[Rcpp-devel] add new components to list without specifying list size initially

Walrus Foolhill walrus.foolhill at gmail.com
Fri Aug 12 08:22:08 CEST 2011


Ok, I started with smaller examples. I understand more or less how to
manipulate IntegerVectors, but not StringVectors (see below), and thus I
can't even start manipulating a simple list of StringVectors. Even so I
looked at mailing lists, StackOverflow, package pdf, source code on
R-Forge...

The following code tells me "warning: cannot pass objects of non-POD type
‘struct Rcpp::internal::string_proxy<16>’ through ‘...’; call will abort at
runtime": why does it complain about printing the string in vec_s[i]?

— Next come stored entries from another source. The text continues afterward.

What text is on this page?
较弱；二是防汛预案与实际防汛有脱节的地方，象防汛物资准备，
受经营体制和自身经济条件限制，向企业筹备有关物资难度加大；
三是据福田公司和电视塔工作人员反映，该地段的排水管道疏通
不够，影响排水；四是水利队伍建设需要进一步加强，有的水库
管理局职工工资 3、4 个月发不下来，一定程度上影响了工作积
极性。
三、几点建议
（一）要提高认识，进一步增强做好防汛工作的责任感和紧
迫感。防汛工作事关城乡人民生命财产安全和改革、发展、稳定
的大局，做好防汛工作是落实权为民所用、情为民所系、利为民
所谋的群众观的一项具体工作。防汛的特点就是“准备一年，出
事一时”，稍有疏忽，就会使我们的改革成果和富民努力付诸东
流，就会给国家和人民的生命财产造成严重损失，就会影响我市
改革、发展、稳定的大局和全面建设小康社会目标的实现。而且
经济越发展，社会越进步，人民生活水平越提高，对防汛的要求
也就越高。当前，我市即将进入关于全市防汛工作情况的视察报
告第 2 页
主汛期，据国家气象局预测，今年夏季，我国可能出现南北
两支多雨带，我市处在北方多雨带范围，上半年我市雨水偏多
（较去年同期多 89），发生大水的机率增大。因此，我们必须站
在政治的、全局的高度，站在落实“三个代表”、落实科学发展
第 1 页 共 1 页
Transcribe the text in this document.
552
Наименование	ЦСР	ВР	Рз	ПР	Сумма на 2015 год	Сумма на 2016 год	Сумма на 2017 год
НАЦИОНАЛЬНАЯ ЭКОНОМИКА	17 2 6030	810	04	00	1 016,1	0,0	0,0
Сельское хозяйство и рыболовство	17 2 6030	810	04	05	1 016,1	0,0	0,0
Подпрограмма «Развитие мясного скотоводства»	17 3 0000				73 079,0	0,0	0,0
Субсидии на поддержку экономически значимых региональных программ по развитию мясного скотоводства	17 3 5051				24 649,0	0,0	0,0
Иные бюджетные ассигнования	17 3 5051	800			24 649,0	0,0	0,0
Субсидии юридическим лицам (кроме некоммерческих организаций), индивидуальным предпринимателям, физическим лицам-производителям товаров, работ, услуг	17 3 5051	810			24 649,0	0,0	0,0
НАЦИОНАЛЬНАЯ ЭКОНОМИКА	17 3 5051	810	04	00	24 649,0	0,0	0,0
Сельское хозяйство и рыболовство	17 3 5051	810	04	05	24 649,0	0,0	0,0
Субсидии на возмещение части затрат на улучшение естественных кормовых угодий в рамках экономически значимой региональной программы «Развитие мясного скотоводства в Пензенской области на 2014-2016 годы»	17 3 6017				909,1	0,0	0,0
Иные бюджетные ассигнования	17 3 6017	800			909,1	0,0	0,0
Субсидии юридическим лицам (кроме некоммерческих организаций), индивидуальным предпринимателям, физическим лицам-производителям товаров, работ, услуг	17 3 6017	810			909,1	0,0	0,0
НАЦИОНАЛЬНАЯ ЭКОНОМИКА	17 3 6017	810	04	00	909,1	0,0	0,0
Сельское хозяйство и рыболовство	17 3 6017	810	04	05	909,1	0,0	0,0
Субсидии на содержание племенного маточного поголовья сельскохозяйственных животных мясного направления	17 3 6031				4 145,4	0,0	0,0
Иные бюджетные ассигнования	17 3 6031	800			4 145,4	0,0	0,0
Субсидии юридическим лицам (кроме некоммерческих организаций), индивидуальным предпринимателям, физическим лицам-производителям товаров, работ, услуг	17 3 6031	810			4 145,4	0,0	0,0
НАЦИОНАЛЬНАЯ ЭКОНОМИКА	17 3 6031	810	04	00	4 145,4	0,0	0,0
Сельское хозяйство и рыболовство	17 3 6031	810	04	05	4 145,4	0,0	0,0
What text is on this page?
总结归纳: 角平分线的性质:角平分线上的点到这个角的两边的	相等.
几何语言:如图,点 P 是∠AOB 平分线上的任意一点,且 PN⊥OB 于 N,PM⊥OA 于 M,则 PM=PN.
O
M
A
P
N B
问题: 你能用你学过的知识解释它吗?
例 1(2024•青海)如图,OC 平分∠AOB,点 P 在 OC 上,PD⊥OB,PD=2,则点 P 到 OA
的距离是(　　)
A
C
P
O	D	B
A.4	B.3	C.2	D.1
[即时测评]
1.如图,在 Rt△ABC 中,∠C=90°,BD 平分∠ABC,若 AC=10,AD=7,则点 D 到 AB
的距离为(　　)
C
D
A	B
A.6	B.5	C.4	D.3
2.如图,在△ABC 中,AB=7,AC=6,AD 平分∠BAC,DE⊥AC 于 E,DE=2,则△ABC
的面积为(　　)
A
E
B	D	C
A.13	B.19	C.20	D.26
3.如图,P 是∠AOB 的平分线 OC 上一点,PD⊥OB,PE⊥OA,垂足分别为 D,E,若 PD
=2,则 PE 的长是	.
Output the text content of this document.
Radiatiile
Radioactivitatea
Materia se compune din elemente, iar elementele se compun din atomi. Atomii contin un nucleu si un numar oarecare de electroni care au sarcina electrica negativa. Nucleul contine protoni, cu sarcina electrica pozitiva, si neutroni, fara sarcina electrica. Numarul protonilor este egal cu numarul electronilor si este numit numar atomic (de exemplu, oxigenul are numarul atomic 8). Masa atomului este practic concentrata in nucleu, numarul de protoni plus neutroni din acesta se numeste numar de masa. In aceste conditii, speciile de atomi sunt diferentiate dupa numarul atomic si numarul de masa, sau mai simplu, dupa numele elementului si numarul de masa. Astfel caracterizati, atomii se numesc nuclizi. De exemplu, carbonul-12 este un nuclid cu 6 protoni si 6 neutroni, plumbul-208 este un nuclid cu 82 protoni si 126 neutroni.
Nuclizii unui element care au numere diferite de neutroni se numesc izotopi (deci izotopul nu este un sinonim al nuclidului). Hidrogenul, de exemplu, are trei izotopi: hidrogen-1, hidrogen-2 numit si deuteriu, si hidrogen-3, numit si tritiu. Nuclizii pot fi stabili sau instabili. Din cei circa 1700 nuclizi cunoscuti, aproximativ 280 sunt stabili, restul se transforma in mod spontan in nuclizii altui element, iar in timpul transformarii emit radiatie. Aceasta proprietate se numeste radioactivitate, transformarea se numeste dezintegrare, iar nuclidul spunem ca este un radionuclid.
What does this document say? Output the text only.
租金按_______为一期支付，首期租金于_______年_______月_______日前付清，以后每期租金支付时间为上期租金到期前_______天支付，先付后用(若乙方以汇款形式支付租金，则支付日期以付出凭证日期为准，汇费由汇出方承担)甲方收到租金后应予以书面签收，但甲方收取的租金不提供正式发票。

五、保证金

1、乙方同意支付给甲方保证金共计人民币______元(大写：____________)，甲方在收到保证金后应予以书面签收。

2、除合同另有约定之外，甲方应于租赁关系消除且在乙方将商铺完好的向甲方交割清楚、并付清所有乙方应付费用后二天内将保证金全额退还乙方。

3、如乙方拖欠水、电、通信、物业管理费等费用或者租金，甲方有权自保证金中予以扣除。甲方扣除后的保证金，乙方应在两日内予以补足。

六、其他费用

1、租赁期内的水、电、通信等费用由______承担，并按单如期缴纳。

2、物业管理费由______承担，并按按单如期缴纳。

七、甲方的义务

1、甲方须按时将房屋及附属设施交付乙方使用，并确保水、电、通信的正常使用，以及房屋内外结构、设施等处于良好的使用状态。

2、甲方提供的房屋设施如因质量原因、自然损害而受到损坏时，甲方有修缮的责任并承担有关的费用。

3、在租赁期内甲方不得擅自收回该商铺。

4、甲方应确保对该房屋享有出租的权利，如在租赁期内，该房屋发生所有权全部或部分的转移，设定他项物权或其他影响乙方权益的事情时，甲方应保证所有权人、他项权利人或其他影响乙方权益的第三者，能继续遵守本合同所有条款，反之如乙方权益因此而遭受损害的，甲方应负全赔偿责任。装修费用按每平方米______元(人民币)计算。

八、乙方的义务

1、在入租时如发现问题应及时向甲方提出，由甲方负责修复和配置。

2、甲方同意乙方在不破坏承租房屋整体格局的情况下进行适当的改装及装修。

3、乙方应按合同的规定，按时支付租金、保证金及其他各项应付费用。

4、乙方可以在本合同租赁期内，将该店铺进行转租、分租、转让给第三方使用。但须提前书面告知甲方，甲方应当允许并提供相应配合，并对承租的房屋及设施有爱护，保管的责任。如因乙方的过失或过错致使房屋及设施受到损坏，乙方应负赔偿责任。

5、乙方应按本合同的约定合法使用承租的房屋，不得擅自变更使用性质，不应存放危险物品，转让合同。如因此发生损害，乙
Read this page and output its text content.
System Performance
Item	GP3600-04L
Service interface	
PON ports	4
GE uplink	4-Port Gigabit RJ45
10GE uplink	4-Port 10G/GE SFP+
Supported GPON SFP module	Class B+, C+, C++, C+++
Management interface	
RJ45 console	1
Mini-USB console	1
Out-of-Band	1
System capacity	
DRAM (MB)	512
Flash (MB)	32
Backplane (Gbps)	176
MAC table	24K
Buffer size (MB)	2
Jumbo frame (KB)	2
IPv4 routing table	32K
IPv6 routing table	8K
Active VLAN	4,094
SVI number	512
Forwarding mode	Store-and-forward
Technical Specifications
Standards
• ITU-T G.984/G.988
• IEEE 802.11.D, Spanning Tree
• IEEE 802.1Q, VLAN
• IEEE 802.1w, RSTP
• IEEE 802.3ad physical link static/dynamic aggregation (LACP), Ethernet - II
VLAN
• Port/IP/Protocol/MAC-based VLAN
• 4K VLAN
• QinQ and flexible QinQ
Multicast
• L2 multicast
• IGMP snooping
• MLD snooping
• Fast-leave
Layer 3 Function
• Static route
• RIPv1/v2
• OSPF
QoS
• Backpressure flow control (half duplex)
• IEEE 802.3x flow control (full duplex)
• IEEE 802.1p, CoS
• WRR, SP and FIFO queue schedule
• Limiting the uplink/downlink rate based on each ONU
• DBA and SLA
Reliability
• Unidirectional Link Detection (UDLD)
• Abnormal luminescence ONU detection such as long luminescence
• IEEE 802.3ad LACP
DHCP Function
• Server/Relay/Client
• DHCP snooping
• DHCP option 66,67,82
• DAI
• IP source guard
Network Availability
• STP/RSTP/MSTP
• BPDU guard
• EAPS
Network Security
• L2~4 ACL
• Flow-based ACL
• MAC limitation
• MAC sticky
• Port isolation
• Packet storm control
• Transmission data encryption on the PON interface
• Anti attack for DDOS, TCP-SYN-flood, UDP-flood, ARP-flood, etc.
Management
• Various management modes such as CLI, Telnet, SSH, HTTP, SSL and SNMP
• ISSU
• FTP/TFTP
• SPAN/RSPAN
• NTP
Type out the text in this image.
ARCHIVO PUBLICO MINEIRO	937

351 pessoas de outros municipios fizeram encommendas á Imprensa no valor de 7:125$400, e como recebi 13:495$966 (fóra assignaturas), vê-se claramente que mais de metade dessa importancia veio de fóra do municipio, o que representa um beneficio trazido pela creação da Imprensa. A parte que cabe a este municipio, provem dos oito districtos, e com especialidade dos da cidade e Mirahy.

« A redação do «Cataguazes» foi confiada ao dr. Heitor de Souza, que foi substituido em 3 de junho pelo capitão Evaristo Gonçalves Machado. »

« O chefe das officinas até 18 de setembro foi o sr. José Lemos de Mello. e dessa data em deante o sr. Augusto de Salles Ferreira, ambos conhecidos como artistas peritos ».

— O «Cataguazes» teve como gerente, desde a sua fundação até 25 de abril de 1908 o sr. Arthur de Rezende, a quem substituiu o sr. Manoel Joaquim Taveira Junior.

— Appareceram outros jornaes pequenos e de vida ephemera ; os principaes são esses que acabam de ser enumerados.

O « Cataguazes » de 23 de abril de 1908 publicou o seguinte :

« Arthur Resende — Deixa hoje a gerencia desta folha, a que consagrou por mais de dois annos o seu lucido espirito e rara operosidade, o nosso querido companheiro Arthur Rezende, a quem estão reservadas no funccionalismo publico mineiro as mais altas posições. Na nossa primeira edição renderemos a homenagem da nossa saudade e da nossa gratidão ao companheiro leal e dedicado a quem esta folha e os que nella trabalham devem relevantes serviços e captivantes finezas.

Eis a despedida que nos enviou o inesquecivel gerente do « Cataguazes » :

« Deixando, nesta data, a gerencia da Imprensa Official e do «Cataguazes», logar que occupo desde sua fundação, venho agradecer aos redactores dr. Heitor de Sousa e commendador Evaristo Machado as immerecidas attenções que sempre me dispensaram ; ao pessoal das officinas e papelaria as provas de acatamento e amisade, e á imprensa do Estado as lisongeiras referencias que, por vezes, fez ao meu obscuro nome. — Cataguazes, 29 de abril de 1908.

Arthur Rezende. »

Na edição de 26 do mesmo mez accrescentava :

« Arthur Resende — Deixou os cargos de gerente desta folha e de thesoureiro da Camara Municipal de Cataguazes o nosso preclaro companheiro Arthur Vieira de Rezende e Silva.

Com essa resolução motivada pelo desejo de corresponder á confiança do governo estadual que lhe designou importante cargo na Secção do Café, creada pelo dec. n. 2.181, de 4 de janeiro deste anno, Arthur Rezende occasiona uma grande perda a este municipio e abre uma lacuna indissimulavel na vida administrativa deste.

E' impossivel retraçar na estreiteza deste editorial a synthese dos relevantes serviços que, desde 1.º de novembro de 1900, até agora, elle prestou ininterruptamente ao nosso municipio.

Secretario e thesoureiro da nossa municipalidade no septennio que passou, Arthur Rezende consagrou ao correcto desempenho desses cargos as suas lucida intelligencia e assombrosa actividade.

fn <- cxxfunction(signature(l_in="list"),
                  body='
using namespace Rcpp;
List l = List(l_in);
Rprintf("list size: %d\\n", l.size());

IntegerVector vec_i= IntegerVector(2);
vec_i[0] = 1;
vec_i[1] = 2;
List l2 = List::create(_["vec"] = vec_i);
Rprintf("vec_i size: %d\\n", vec_i.size());
for(int i=0; i<vec_i.size(); ++i)
  Rprintf("vec_i[%d]=%d\\n", i, vec_i[i]);

StringVector vec_s = StringVector::create("toto");
vec_s[0] = "toto";
Rprintf("vec_s size: %d\\n", vec_s.size());
for(int i=0; i<vec_s.size(); ++i)
  Rprintf("vec_s[%d]=%s\\n", i, vec_s[i]);

return l2;
',
                  plugin="Rcpp", verbose=TRUE)
print(fn(list(a=c(1,2,3), b=c("a","b","c"))))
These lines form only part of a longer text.